I didn’t share that.

Instead, I asked, “Can I have a beer?”

“No.”

This time, I held her eyes and started softly, “Reb—”

She leaned in again.

“This here’s a biker bar, Millie,” she snapped. “Chaos quit comin’ years ago but it’s still a biker bar and there aren’t many people wanna show here but I’ll pour a drink for any a’ them, ’specially if they’re a biker ’cause that’s the way it is; that’s the way it’s always been. Who I will not pour a drink for is some up-her-own-ass bitch who don’t like bikers. I think you get I can use every dollar my boys spend on the rotgut that goes here. That don’t mean I’m willin’ to take yours.”

“Reb, what happened was a long time—”

“What happened was you told one of my kind,” she jabbed a thumb to her chest, “you’re too f*ckin’ good for him. You’re too f*ckin’ good for High, you’re two f*ckin’ good to sit your ass on my stool. Now, Millie, not gonna say it again, get the f*ck out.”

High.

That was right. I’d forgotten. Logan had become High when he’d officially become Chaos. The joke was his name had been shortened by his parents to the nickname Low. But he liked to smoke back then and not only cigarettes, so he’d become High.

I’d hated that name mostly because I really wasn’t that fond of how often he smoked pot. I’d hated that name enough I’d never used it.

I had to admit (just to myself) I still hated it.

“There are things that I—” I tried again.

“Don’t give a f*ck.”

“I’m looking for Logan,” I blurted.

Her face twisted in a way that scared the absolute shit out of me as she moved closer to the bar, put her hand on it, and leaned deep.

“And I hope like f*ck you don’t find him,” she hissed. “He moved on but before he found it in him to do that, you obliterated him.”

My heart constricted in a way I actually felt pain.

Excruciating pain.

“Christ, he was so into you, he was you,” Reb spat. “He lived for you. Every breath he took, it was for you. Then you sunk the blade in and slashed it straight through, gutting him. Honest to f*ck, Pete, Tack, Arlo, Brick, Boz, none a’ us thought he’d survive. Ride off a cliff. Set himself swingin’ in the Compound. Get himself in a fight he knew he couldn’t win. He searched for it. It never came and you could smell the goddamned disappointment on him when he woke up to face another day without you in it. Every woman on this goddamned earth wants a man like that to feel like that about them and you had it and you f*ckin’ tossed it away like it was garbage.”

I nearly fell off the barstool in my need to flee because I could take no more. The pain was so immense it was a wonder blood wasn’t oozing from every pore.

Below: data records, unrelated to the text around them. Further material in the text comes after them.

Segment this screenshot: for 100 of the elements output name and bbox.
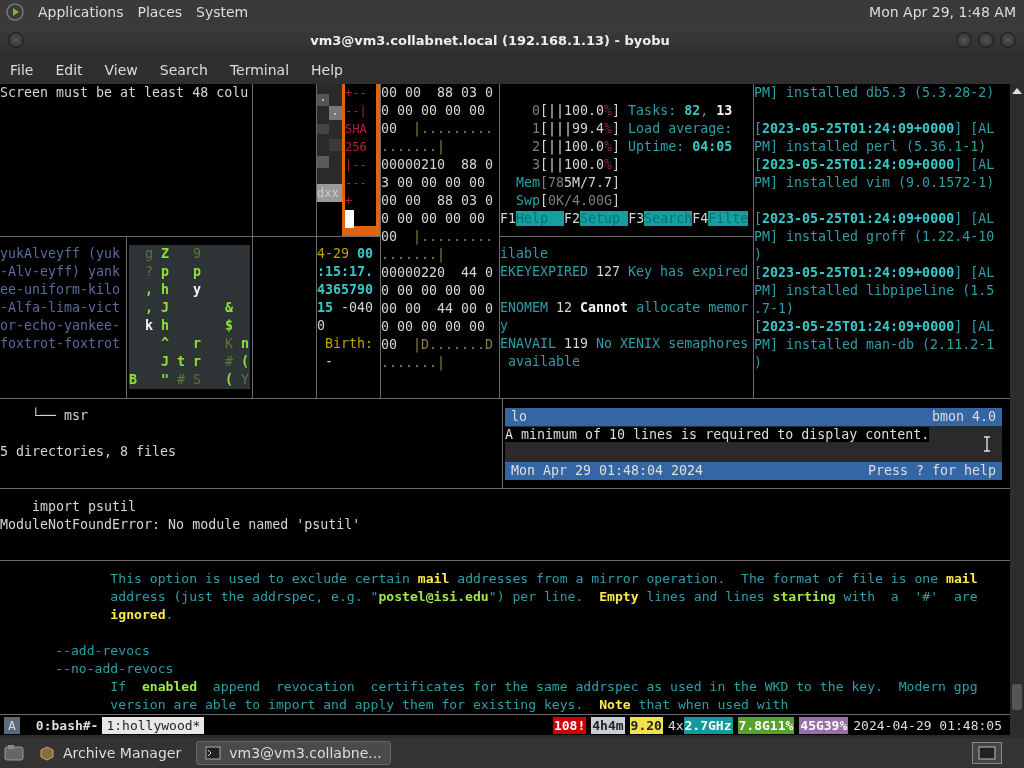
terminal-line: 0 [317, 317, 325, 335]
minimize-button[interactable] [956, 32, 972, 48]
terminal-line: --no-add-revocs [54, 660, 174, 678]
terminal-line: PM] installed man-db (2.11.2-1 [754, 336, 995, 354]
status-item: 4h4m [591, 716, 625, 734]
menu-item[interactable]: Terminal [229, 62, 290, 78]
terminal-line: Screen must be at least 48 colu [0, 84, 249, 102]
help-hint: Press ? for help [867, 462, 996, 480]
frame-text: SHA [345, 121, 368, 138]
terminal-line: ) [754, 354, 762, 372]
terminal-line: ENOMEM 12 Cannot allocate memor [500, 299, 749, 317]
interface-name: lo [511, 408, 527, 426]
terminal-line: ENAVAIL 119 No XENIX semaphores [500, 335, 749, 353]
terminal-line: import psutil [31, 498, 137, 516]
terminal-line: 4-29 00 [317, 245, 374, 263]
terminal-line: g Z 9 [144, 245, 202, 263]
terminal-line: 00 00 88 03 0 [381, 84, 494, 102]
terminal-line: EKEYEXPIRED 127 Key has expired [500, 263, 749, 281]
terminal-line: ) [754, 246, 762, 264]
terminal-line: [2023-05-25T01:24:09+0000] [AL [754, 156, 995, 174]
terminal-line: ^ r K n [160, 335, 250, 353]
terminal-line: 2[||100.0%] Uptime: 04:05 [531, 138, 733, 156]
terminal-line: 0 00 00 00 00 [381, 210, 486, 228]
terminal-line: [2023-05-25T01:24:09+0000] [AL [754, 318, 995, 336]
menu-item[interactable]: View [104, 62, 138, 78]
terminal-line: y [500, 317, 508, 335]
status-item: 9.20 [629, 716, 663, 734]
terminal-line: J t r # ( [160, 353, 250, 371]
terminal-line: 00000210 88 0 [381, 156, 494, 174]
menu-logo-icon[interactable] [6, 3, 24, 21]
menu-item[interactable]: Help [311, 62, 343, 78]
panel-menu[interactable]: Applications [38, 4, 124, 20]
panel-clock[interactable]: Mon Apr 29, 1:48 AM [869, 4, 1016, 20]
terminal-line: ModuleNotFoundError: No module named 'psutil' [0, 516, 361, 534]
text-cursor-icon [983, 436, 991, 452]
terminal-line: └── msr [31, 407, 89, 425]
menu-item[interactable]: Edit [55, 62, 83, 78]
terminal-line: :15:17. [317, 263, 374, 281]
terminal-icon[interactable] [972, 742, 1002, 764]
terminal-line: , J & [144, 299, 234, 317]
taskbar-button[interactable]: vm3@vm3.collabne... [196, 741, 391, 765]
terminal-line: 3 00 00 00 00 [381, 174, 486, 192]
terminal-line: ignored. [109, 606, 174, 624]
taskbar-button[interactable]: Archive Manager [30, 741, 191, 765]
terminal-line: This option is used to exclude certain mail addresses from a mirror operation. The format of file is one mail [109, 570, 978, 588]
terminal-line: 5 directories, 8 files [0, 443, 177, 461]
session-label: A [4, 716, 20, 734]
terminal-line: -Alv-eyff) yank [0, 263, 121, 281]
terminal-line: 00000220 44 0 [381, 264, 494, 282]
terminal-line: 0 00 00 00 00 [381, 102, 486, 120]
status-item: 108! [552, 716, 587, 734]
terminal-line: PM] installed perl (5.36.1-1) [754, 138, 987, 156]
terminal-line: PM] installed groff (1.22.4-10 [754, 228, 995, 246]
status-clock: 2024-04-29 01:48:05 [853, 717, 1002, 733]
terminal-line: PM] installed vim (9.0.1572-1) [754, 174, 995, 192]
terminal-line: ee-uniform-kilo [0, 281, 121, 299]
terminal-line: Swp[0K/4.00G] [515, 192, 621, 210]
desktop-icon[interactable] [4, 744, 24, 762]
terminal-line: [2023-05-25T01:24:09+0000] [AL [754, 120, 995, 138]
close-button[interactable] [1000, 32, 1016, 48]
terminal-line: Mem[785M/7.7] [515, 174, 621, 192]
menu-item[interactable]: Search [159, 62, 208, 78]
panel-menu[interactable]: Places [137, 4, 183, 20]
terminal-line: 3[||100.0%] [531, 156, 621, 174]
panel-menu[interactable]: System [196, 4, 249, 20]
window-tab[interactable]: 1:hollywood* [102, 716, 205, 734]
terminal-line: --add-revocs [54, 642, 150, 660]
terminal-line: or-echo-yankee- [0, 317, 121, 335]
scrollbar[interactable] [1010, 84, 1024, 735]
status-item: 45G39% [799, 716, 849, 734]
status-text: 4x [667, 717, 684, 733]
menu-item[interactable]: File [10, 62, 34, 78]
terminal-line: version are able to import and apply them for existing keys. Note that when used with [109, 696, 789, 714]
terminal-line: Birth: [324, 335, 374, 353]
terminal-line: available [507, 353, 581, 371]
frame-text: --- [345, 175, 368, 192]
terminal-line: .......| [381, 354, 446, 372]
scroll-thumb[interactable] [1012, 684, 1022, 710]
terminal-line: 1[|||99.4%] Load average: [531, 120, 733, 138]
status-item: 2.7GHz [683, 716, 733, 734]
terminal-line: B " # S ( Y [129, 371, 250, 389]
frame-text: --| [345, 103, 368, 120]
terminal-line: 0 00 00 00 00 [381, 282, 486, 300]
window-menu-button[interactable] [8, 32, 24, 48]
frame-text: 256 [345, 139, 368, 156]
terminal-line: , h y [144, 281, 202, 299]
terminal-line: .......| [381, 246, 446, 264]
terminal-line: 0[||100.0%] Tasks: 82, 13 [531, 102, 733, 120]
terminal-icon [205, 745, 222, 761]
window-title: vm3@vm3.collabnet.local (192.168.1.13) - byobu [309, 32, 671, 48]
terminal-line: - [324, 353, 333, 371]
window-tab[interactable]: 0:bash#- [31, 716, 103, 734]
terminal-line: .......| [381, 138, 446, 156]
frame-text: |-- [345, 157, 368, 174]
terminal-line: PM] installed db5.3 (5.3.28-2) [754, 84, 995, 102]
terminal-line: yukAlveyff (yuk [0, 245, 121, 263]
version-label: bmon 4.0 [931, 408, 996, 426]
scroll-up-icon[interactable] [1012, 88, 1022, 94]
terminal-line: foxtrot-foxtrot [0, 335, 121, 353]
maximize-button[interactable] [978, 32, 994, 48]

“Yeah, bitch,” she kept at me as she watched me move. “Get gone. Get the f*ck gone. Don’t ever come back.” She lifted a hand and jabbed a finger at me. “And don’t you go lookin’ for High. He don’t need your shit in his life. Not again.”

I backed away two steps, unable to tear my eyes off her simply because I had no thoughts. It was actually a wonder I was moving.

All I could feel was the pain.

Eventually my body took flight and I got out of the bar. Into my car. I hit the button and reversed out of my spot without even looking to check if it was clear.

And I drove home.

It was late and even though I needed her, I wasn’t going to call Dottie again. I wasn’t going to call any of my other friends who knew about Logan and my inability to get over him. I wasn’t going to go home and burst into uncontrollable tears that felt like they’d choke me and keep crying until I hoped they would so it would finally be over.

I got into my house and flipped the switch illuminating the kitchen.

I locked the farm door behind me.

I walked to my marble countertop that was white with gray veins and dropped my purse on it.

And then I stood still and stared unseeing into the living room.

Reb was right. I knew it. I knew I’d destroyed Logan.

We’d met when I was eighteen, nine weeks after I graduated high school.